After numerous cycles of validating product-market fit and the early innings of building a team, the real fun begins as a business continues to invest in a complex sales machine firing on all cylinders. In this case, quotas and rep profiles are well-defined, and each acquired dollar can be carefully attributed to a sign-up and future sales opportunity. This phase is more targeted than the previous “craftsman-style” sales team in other phases. Generally, around this time, sales teams need a list of leads and sales collateral generated by marketing to get potential customers over the hump and purchase a product their developers love. Alyson joined Twilio during this phase of the company, where she saw a reasonably sophisticated sales organization, divided not only by product lines but also across account sizes and geographies.
Below, Alyson provides an example of Twilio’s sales structure divided into SMB, Mid-Market, Enterprise, and Strategic account groups and how they are divided into four geographies including Latin America, North America, EMEA, and APAC.
“This large, sophisticated example of a sales organization from a public company like Twilio may not seem relevant for earlier stage companies. However, it illustrates how sales organizations can grow methodically even for the fastest-growing startups. Each division starts small as a single silo that continues to divide and expand into teams of SDRs, AEs, and CSMs as the need to address each segment and geography remains cost-effective.”

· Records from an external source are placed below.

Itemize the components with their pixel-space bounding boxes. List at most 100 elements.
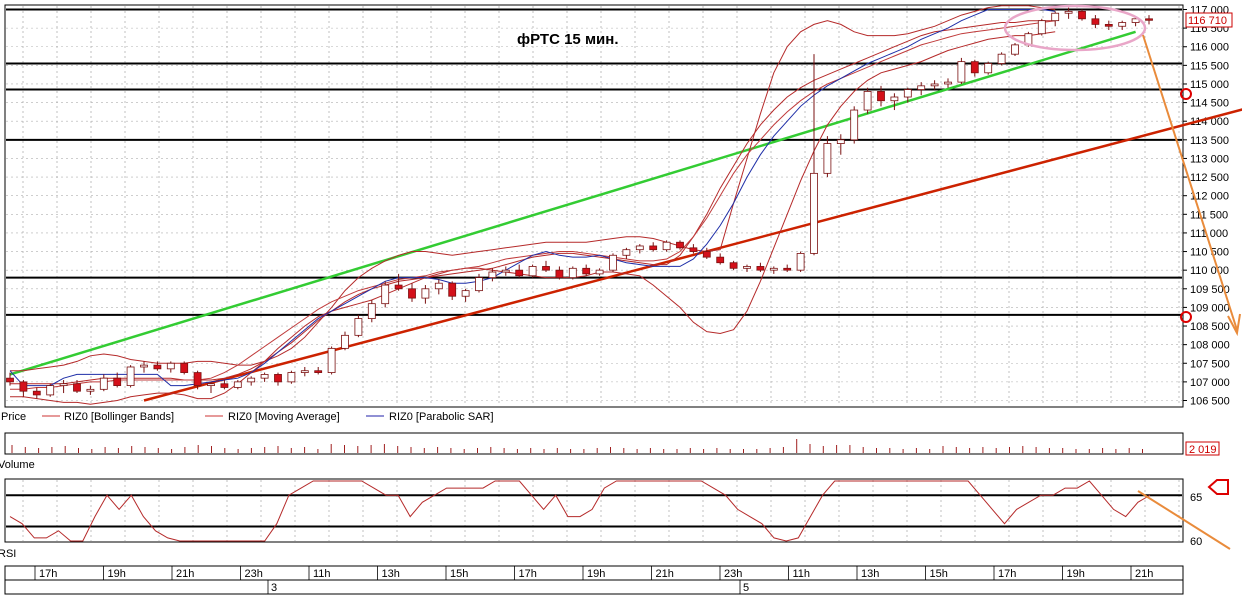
candle-down [6,377,14,383]
day-label: 3 [271,582,277,594]
candle-down [274,374,282,383]
candle-up [86,388,95,392]
candles [6,7,1153,399]
candle-up [140,364,148,368]
candle-down [193,372,202,387]
chart-title: фРТС 15 мин. [517,31,619,48]
candle-down [689,247,698,252]
forecast-arrow-rsi [1137,490,1231,550]
candle-up [903,89,912,98]
candle-up [609,254,617,271]
candle-down [582,267,591,275]
time-label: 19h [108,568,126,580]
candle-up [568,267,577,279]
candle-up [260,374,269,379]
rsi-tick-65: 65 [1190,492,1202,504]
candle-up [247,377,256,383]
candle-down [716,256,725,264]
time-label: 21h [1135,568,1153,580]
candle-down [220,383,229,388]
candle-up [836,139,845,144]
candle-up [957,61,966,83]
candle-up [126,366,135,387]
y-tick-label: 110 500 [1190,247,1229,259]
time-label: 21h [656,568,674,580]
y-tick-label: 109 000 [1190,302,1230,314]
candle-up [917,85,926,90]
candle-up [997,53,1006,64]
candle-down [153,364,162,370]
candle-down [515,269,524,277]
volume-panel [4,432,1184,455]
time-axis-days [4,579,1184,595]
level-marker-upper [1180,88,1192,100]
rsi-panel [4,478,1184,543]
candle-down [1091,18,1100,25]
trendlines [9,30,1242,402]
candle-down [394,284,403,290]
candle-up [863,91,872,111]
candle-up [743,266,751,269]
price-grid [6,6,1182,406]
candle-up [890,96,899,102]
candle-up [434,282,443,290]
rsi-tick-60: 60 [1190,536,1202,548]
candle-down [970,61,979,74]
candle-up [1037,20,1046,35]
time-label: 21h [176,568,194,580]
volume-value-label: 2 019 [1189,444,1217,456]
volume-bars [11,439,1143,453]
volume-value-badge [1185,441,1220,456]
rsi-label: RSI [0,548,16,560]
candle-up [501,269,510,273]
candle-up [1064,10,1073,14]
annotations [1003,4,1241,550]
candle-up [475,277,483,292]
candle-down [1078,10,1086,20]
day-label: 5 [743,582,749,594]
y-tick-label: 114 000 [1190,116,1229,128]
time-label: 17h [39,568,57,580]
y-tick-label: 115 000 [1190,79,1229,91]
y-tick-label: 110 000 [1190,265,1229,277]
candle-up [46,385,55,396]
y-tick-label: 107 000 [1190,377,1230,389]
time-label: 17h [519,568,537,580]
last-price-badge [1185,12,1233,28]
candle-down [729,262,738,269]
level-marker-lower [1180,311,1192,323]
legend-item-price: Price [1,411,26,423]
y-tick-label: 113 500 [1190,135,1229,147]
y-tick-label: 112 500 [1190,172,1229,184]
candle-down [408,288,416,299]
time-label: 19h [1067,568,1085,580]
candle-up [461,290,470,297]
candle-up [622,249,631,256]
candle-down [877,91,885,102]
time-label: 23h [724,568,742,580]
time-label: 13h [382,568,400,580]
candle-up [769,267,778,271]
candle-up [662,241,671,251]
trendline [143,108,1242,402]
y-tick-label: 108 500 [1190,321,1230,333]
y-tick-label: 111 000 [1190,228,1228,240]
candle-down [314,370,323,373]
candle-up [381,284,390,305]
candle-up [944,81,952,85]
candle-down [448,282,457,297]
candle-up [327,347,336,373]
candle-down [542,266,550,271]
candle-down [555,269,564,279]
time-label: 11h [793,568,811,580]
candle-down [180,362,189,373]
y-tick-label: 106 500 [1190,396,1230,408]
rsi-levels [6,494,1182,528]
rsi-line [9,480,1151,542]
candle-down [783,267,792,271]
candle-down [32,390,41,396]
candle-up [984,63,993,74]
candle-up [823,143,832,174]
time-axis: 17h 19h 21h 23h 11h 13h 15h 17h 19h 21h 23h 11h 13h 1… [34,566,1153,594]
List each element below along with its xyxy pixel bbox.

In tandem with developing a company’s enterprise sales strategy, Alyson recommends investing in some essential resources and downstream efforts, including:
- Pricing strategy: Establish a strong quote-to-cash system that can translate multiple inputs around usage, seats, etc. into a scalable pricing model.
- Sales operations: Work with a strong sales operations partner who can dig into the data on both self-serve and enterprise sides to drive an informed sales strategy and pick out best practices across the organization.
- Legal: Resource a deal desk that can manage complex service agreements with enterprises that ensure proper scope of services, payment terms, and other clauses that are essential, but often bogs a team down in what are already lengthy sales processes.
Typically these resources are built into later-stage companies, but these organizations could also play a critical role in building repeatable sales processes for a founder-led business growing into a multi-faced organization.
Throughout every stage of growth, focusing on developer experience takes priority above all else. Being a developer-first company means that the internal processes, systems, and language, including the sales effort, must adapt to the end-users’ needs.
“Prioritizing developer experience (DX) starts with a phenomenal product. A product with great DX grows from the bottoms-up and can be repackaged and repriced to appeal to developers and the entire line of business leaders. By doing this, Twilio, for example, is offering not just a texting solution, but a communications platform that can reach any customer whether in technology, healthcare, retail, or any industry.”
At Bessemer, we’re seeing a new class of developer platforms with slight variations on these go-to-market models. Some take the freemium approach to $50 million in ARR. Others go after the enterprise earlier and faster, as the Fortune 500 becomes more software-centric.
Finding the right GTM strategy for a developer-centric platform depends on experimentation, Alyson explains: “Don’t be afraid of trying something, launching something, scaling it back, and then trying something else. Failing fast in this ecosystem is really important.”